Actually, in the 1950s Alan Turing proposed the Turing Test which is basically the belief that we have achieved artificial intelligence when, given the conversation between two entities (one a human, the other a computer), neither of which may be seen by a human evaluator, the evaluator can not tell the difference between the human and the computer. The Loebner Prize actually pays out a monetary award for the winner of an annual contest along these lines (https://en.wikipedia.org/wiki/Loebner_Prize) and reading through some of these transcripts is often entertaining as well as educational. For example, it has taught me this is no longer a valid test for artificial intelligence as I believe the goal of a Turing Test these days is to actually dumb down the computer participant. 

I'll give you a concrete example of what I mean. In one exchange (in a transcript from one Loebner contest) the human tells the computer "Oh, you are located in New York. I am located in Australia". The human then asks the computer "Are you East or West of me" to which the computer responds "both". A dead give away as computers are more logical than humans. Most humans would not answer in this manner, even though it is technically the correct answer.

Back in the 1980s, the programming language Prolog was a popular approach to creating what were known at the time as Expert Systems. This used something called "Horn Clause Logic" and was a grammar for expressing logic in this format. This is not much further advanced than Aristotelian Syllogisms except I believe it supported first order predicate calculus (the universal and existential operators) but was also a somewhat mechanical deduction approach. Possibly how humans think; probably not.  

Which brings me to my summary of what I believe is considered artificial intelligence these days. Keep in mind I have not been involved in AI in any capacity since my college days (about 40 years ago) or have I done any AI type coding nor any deep dives into any literature on the subject for many years, so at best this may be considered a layman's perspective. 

These days, it seems there are three basic approaches to AI though it is probable all use some methods of each. 

I will use (1) attribute weighting, (2) the popular Amazon product 'Alexa" and (3) the IBM product 'Watson' to discuss their basic differences as I have come to believe them to be. There are obviously other variants and different products I am not aware of, and I am sure some cross-pollination has occurred, however, these will suffice to demonstrate the fundamental differences as I see them. Again, keep in mind I have no in-depth knowledge of any of these examples and what I am about to explain is simply what I have come to believe from discussions with friends in the field. I have never interfaced with any of these three nor have I any internal insight into how they go about their business. Again, simply a layperson's perspective. 

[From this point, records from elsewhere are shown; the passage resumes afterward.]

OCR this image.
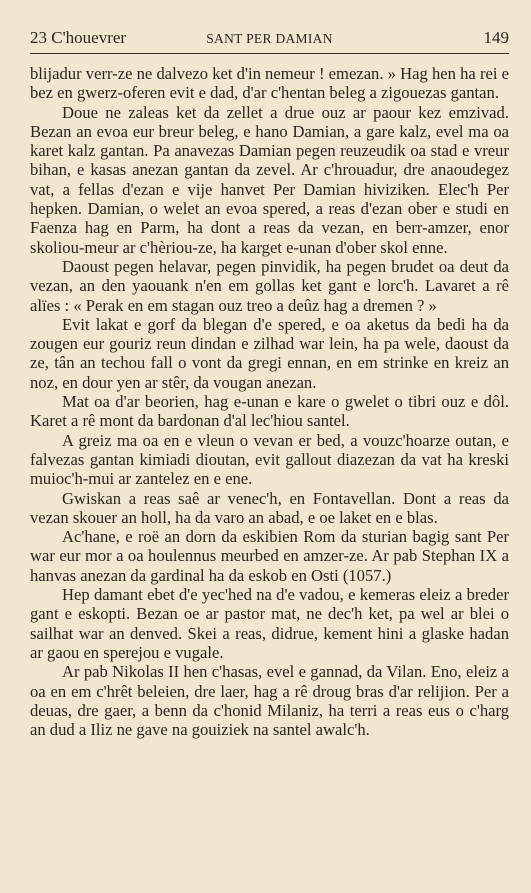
23 C'houevrer	SANT PER DAMIAN	149

blijadur verr-ze ne dalvezo ket d'in nemeur ! emezan. » Hag hen ha rei e bez en gwerz-oferen evit e dad, d'ar c'hentan beleg a zigouezas gantan.

Doue ne zaleas ket da zellet a drue ouz ar paour kez emzivad. Bezan an evoa eur breur beleg, e hano Damian, a gare kalz, evel ma oa karet kalz gantan. Pa anavezas Damian pegen reuzeudik oa stad e vreur bihan, e kasas anezan gantan da zevel. Ar c'hrouadur, dre anaoudegez vat, a fellas d'ezan e vije hanvet Per Damian hiviziken. Elec'h Per hepken. Damian, o welet an evoa spered, a reas d'ezan ober e studi en Faenza hag en Parm, ha dont a reas da vezan, en berr-amzer, enor skoliou-meur ar c'hèriou-ze, ha karget e-unan d'ober skol enne.

Daoust pegen helavar, pegen pinvidik, ha pegen brudet oa deut da vezan, an den yaouank n'en em gollas ket gant e lorc'h. Lavaret a rê alïes : « Perak en em stagan ouz treo a deûz hag a dremen ? »

Evit lakat e gorf da blegan d'e spered, e oa aketus da bedi ha da zougen eur gouriz reun dindan e zilhad war lein, ha pa wele, daoust da ze, tân an techou fall o vont da gregi ennan, en em strinke en kreiz an noz, en dour yen ar stêr, da vougan anezan.

Mat oa d'ar beorien, hag e-unan e kare o gwelet o tibri ouz e dôl. Karet a rê mont da bardonan d'al lec'hiou santel.

A greiz ma oa en e vleun o vevan er bed, a vouzc'hoarze outan, e falvezas gantan kimiadi dioutan, evit gallout diazezan da vat ha kreski muioc'h-mui ar zantelez en e ene.

Gwiskan a reas saê ar venec'h, en Fontavellan. Dont a reas da vezan skouer an holl, ha da varo an abad, e oe laket en e blas.

Ac'hane, e roë an dorn da eskibien Rom da sturian bagig sant Per war eur mor a oa houlennus meurbed en amzer-ze. Ar pab Stephan IX a hanvas anezan da gardinal ha da eskob en Osti (1057.)

Hep damant ebet d'e yec'hed na d'e vadou, e kemeras eleiz a breder gant e eskopti. Bezan oe ar pastor mat, ne dec'h ket, pa wel ar blei o sailhat war an denved. Skei a reas, didrue, kement hini a glaske hadan ar gaou en sperejou e vugale.

Ar pab Nikolas II hen c'hasas, evel e gannad, da Vilan. Eno, eleiz a oa en em c'hrêt beleien, dre laer, hag a rê droug bras d'ar relijion. Per a deuas, dre gaer, a benn da c'honid Milaniz, ha terri a reas eus o c'harg an dud a Iliz ne gave na gouiziek na santel awalc'h.
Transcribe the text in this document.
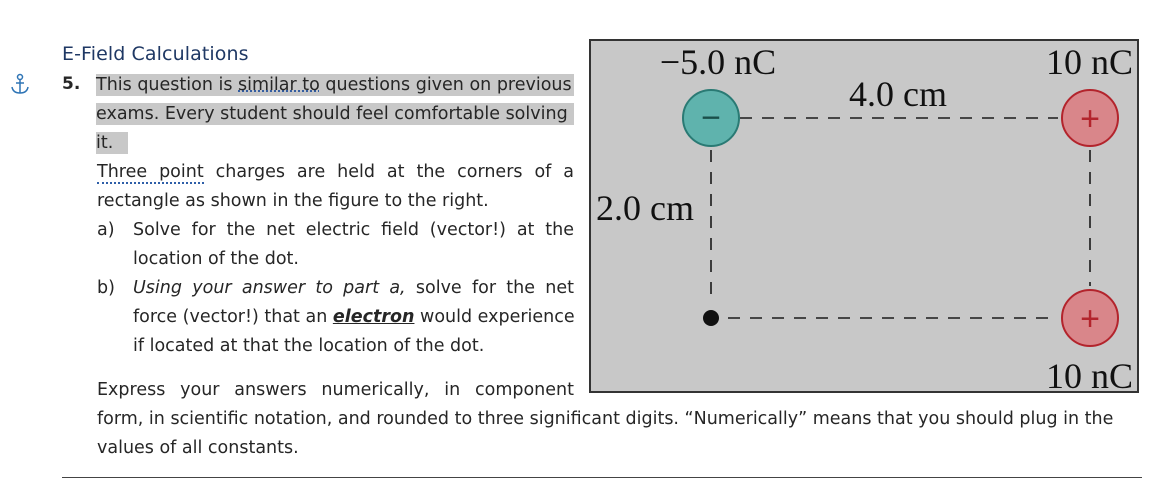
E-Field Calculations
5. This question is similar to questions given on previous
exams. Every student should feel comfortable solving
it.
Three point charges are held at the corners of a
rectangle as shown in the figure to the right.
a) Solve for the net electric field (vector!) at the
location of the dot.
b) Using your answer to part a, solve for the net
force (vector!) that an electron would experience
if located at that the location of the dot.
Express your answers numerically, in component
form, in scientific notation, and rounded to three significant digits. “Numerically” means that you should plug in the
values of all constants.
−	+
+
−5.0 nC	10 nC
10 nC
4.0 cm
2.0 cm
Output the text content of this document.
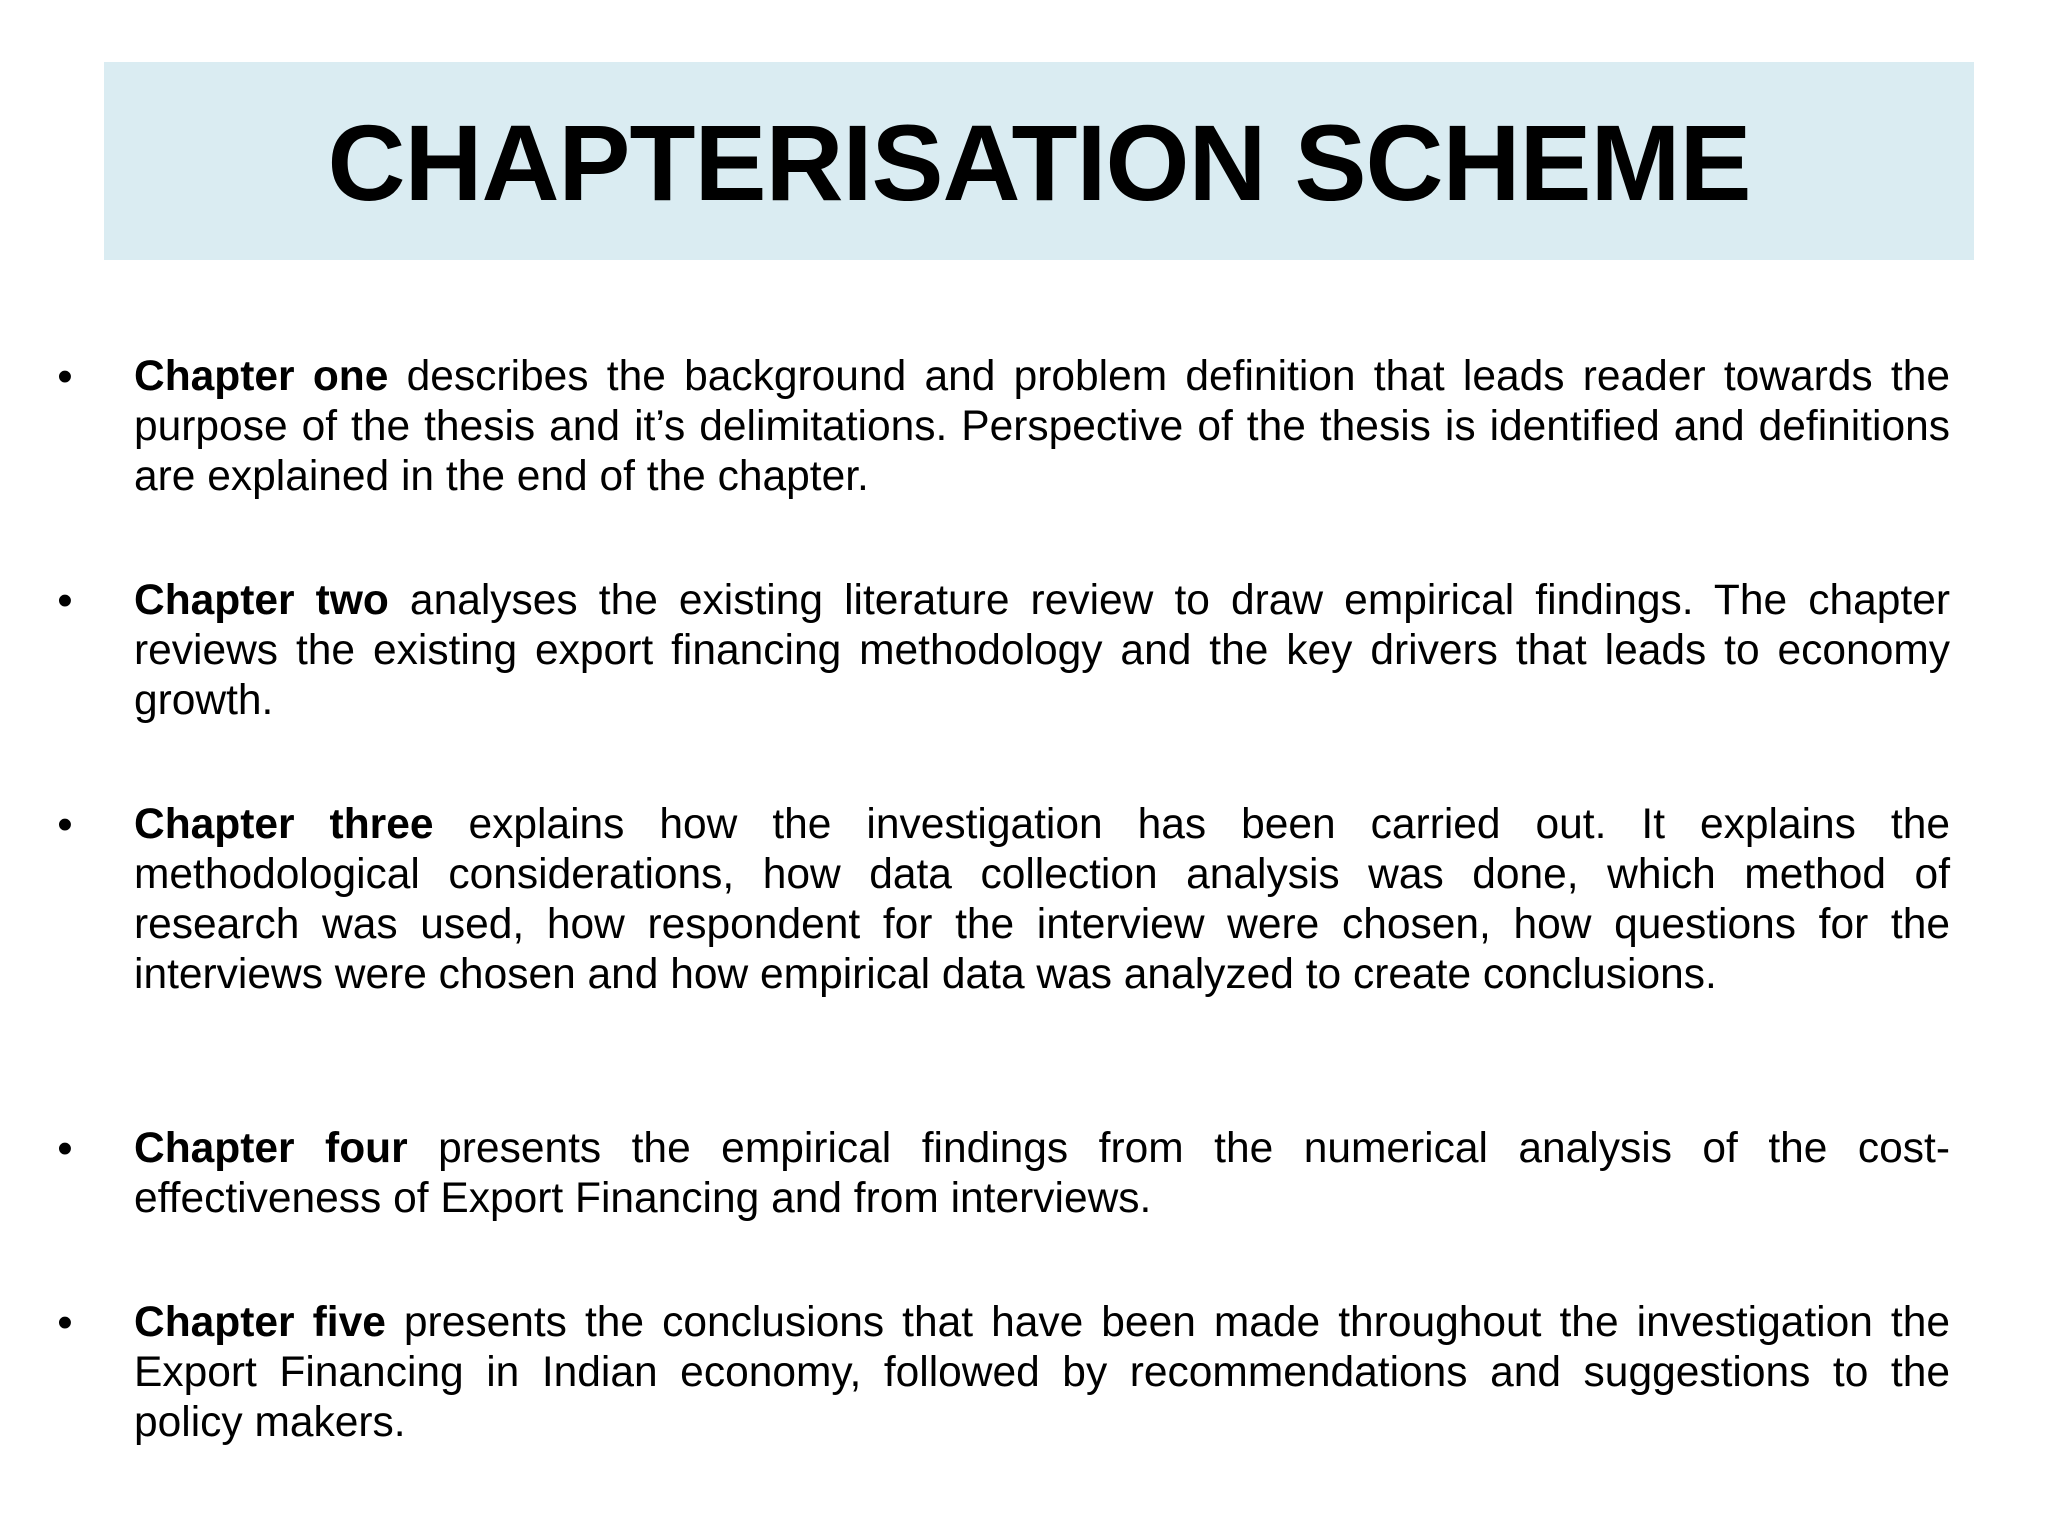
CHAPTERISATION SCHEME
• Chapter one describes the background and problem definition that leads reader towards the purpose of the thesis and it’s delimitations. Perspective of the thesis is identified and definitions are explained in the end of the chapter.

• Chapter two analyses the existing literature review to draw empirical findings. The chapter reviews the existing export financing methodology and the key drivers that leads to economy growth.

• Chapter three explains how the investigation has been carried out. It explains the methodological considerations, how data collection analysis was done, which method of research was used, how respondent for the interview were chosen, how questions for the interviews were chosen and how empirical data was analyzed to create conclusions.

• Chapter four presents the empirical findings from the numerical analysis of the cost-effectiveness of Export Financing and from interviews.

• Chapter five presents the conclusions that have been made throughout the investigation the Export Financing in Indian economy, followed by recommendations and suggestions to the policy makers.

Attribute weighting is much like my directed independent study approach mentioned above. A goal is provided and the code goes through the various attributes it uses to arrive at the correct answer and attempts to adjust the weight of the various attributes until it arrives at the correct conclusion using an adjusted set of attribute values (or weights). 

Alexa, is what I like to think of as a crowd sourced version of the game program described above (using the kangaroo example) so you ask Alexa a question, if it does not have the answer in its data store it will go out to a crowd of mechanical turks (see the Amazon Mechanical Turk program https://www.mturk.com/ for more information) and take the responses and figure out the most popular and add that to its data store. The next time the question is asked it will come from this data store.

Watson, tends to take a more syllogistic approach where it tries to use deductive reasoning to derive new facts from its data store of known facts. Much like the canonical example ...

All men are mortal.
Socrates is a man.
Therefore, Socrates is mortal.

Watson will search through its data store of known facts and attempt to derive new facts using the existing set of facts. If these new facts are indeed shown to be true, they get added back into the data store of known facts.